Functions are a little more complicated than just the paranthesis part. There are three things you should know about functions:

  1. Arguments are separated by ,
  2. Arguments may be named -> foo(1,2,4, example=5)
  3. You may have to pass in lists or dictionaries -> np.ones( (5,4) ) or foo(special_arg={'a':4, 'b':4})

Plotting provides some examples of this. Let's see them in action

In [129]:
x = np.linspace(0,10, 100)
y = x**2
In [130]:
plt.plot(x, y)
plt.text(2, 40, '$y = x^2$', fontdict={'fontsize': 24})
plt.show()

Most arguments are optional. For example:

In [131]:
from math import log
log(10)
Out[131]:
2.302585092994046
In [132]:
log(10, 10)
Out[132]:
1.0

More about Notebooks

How to get help about functions

To get help about a particular function, type help( fxn_name ). This will post it in the output. You can instead, type fxn_name? to get a popup with help. The most useful thing though is to type SHIFT-TAB to get a tooltip about a function. To get suggestions, press TAB.

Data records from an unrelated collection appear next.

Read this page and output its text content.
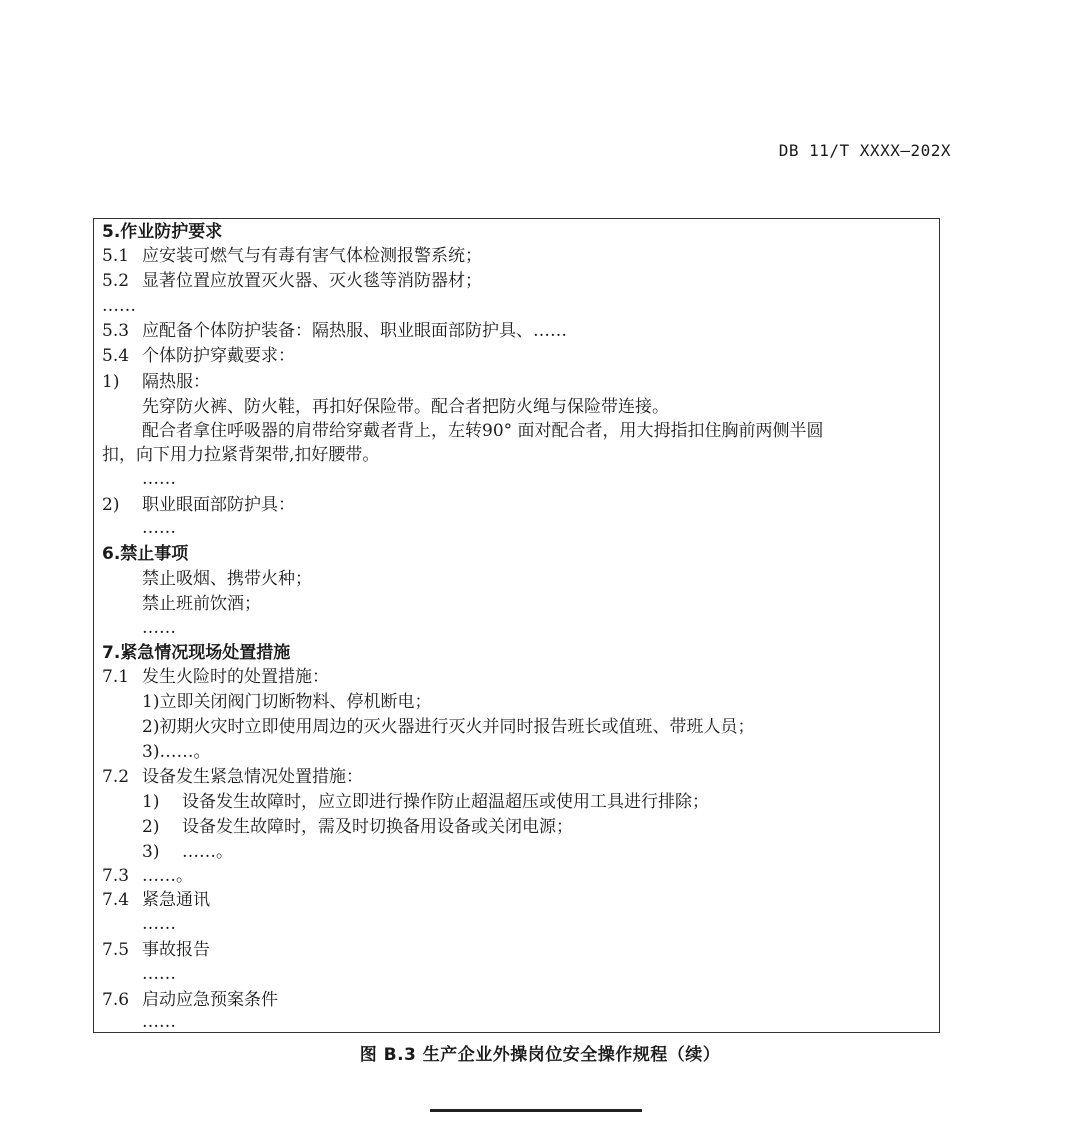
DB 11/T XXXX—202X
5.作业防护要求
5.1 应安装可燃气与有毒有害气体检测报警系统；
5.2 显著位置应放置灭火器、灭火毯等消防器材；
……
5.3 应配备个体防护装备：隔热服、职业眼面部防护具、……
5.4 个体防护穿戴要求：
1) 隔热服：
先穿防火裤、防火鞋，再扣好保险带。配合者把防火绳与保险带连接。
配合者拿住呼吸器的肩带给穿戴者背上，左转90° 面对配合者，用大拇指扣住胸前两侧半圆
扣，向下用力拉紧背架带,扣好腰带。
……
2) 职业眼面部防护具：
……
6.禁止事项
禁止吸烟、携带火种；
禁止班前饮酒；
……
7.紧急情况现场处置措施
7.1 发生火险时的处置措施：
1)立即关闭阀门切断物料、停机断电；
2)初期火灾时立即使用周边的灭火器进行灭火并同时报告班长或值班、带班人员；
3)……。
7.2 设备发生紧急情况处置措施：
1) 设备发生故障时，应立即进行操作防止超温超压或使用工具进行排除；
2) 设备发生故障时，需及时切换备用设备或关闭电源；
3) ……。
7.3 ……。
7.4 紧急通讯
……
7.5 事故报告
……
7.6 启动应急预案条件
……
图 B.3 生产企业外操岗位安全操作规程（续）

What exactly is saved for a notebook?

A notebook is just a JSON file. You can open one and see this:

 {
   "cell_type": "markdown",
   "metadata": {},
   "source": [
    "To get help about a particular function, type `help( fxn_name ) `. This will post it in the output. You can instead, type `fxn_name?` to get a popup with help. The most useful thing though is to type `shift-tab` to get a tooltip about a function."
   ]
  },

Jupyter will save checkpoints whenever you save. These can be accessed at file->revert-to-checkpoint. Pay close attention to the top messages to make sure you are saving your notebook. In an emergency, like your notebook failed to save, go to file->download as->jupyter notebook and it will appear in your downloads folder.

Rescuing Python Kernel

It's easy to write code that will rek your kernel. You'll see this if the circle indicator in the top right corner is solid. If pressing interrupt (stop button) a few times doesn't work, save your notebook and then close the command line/terminal window and reopen one.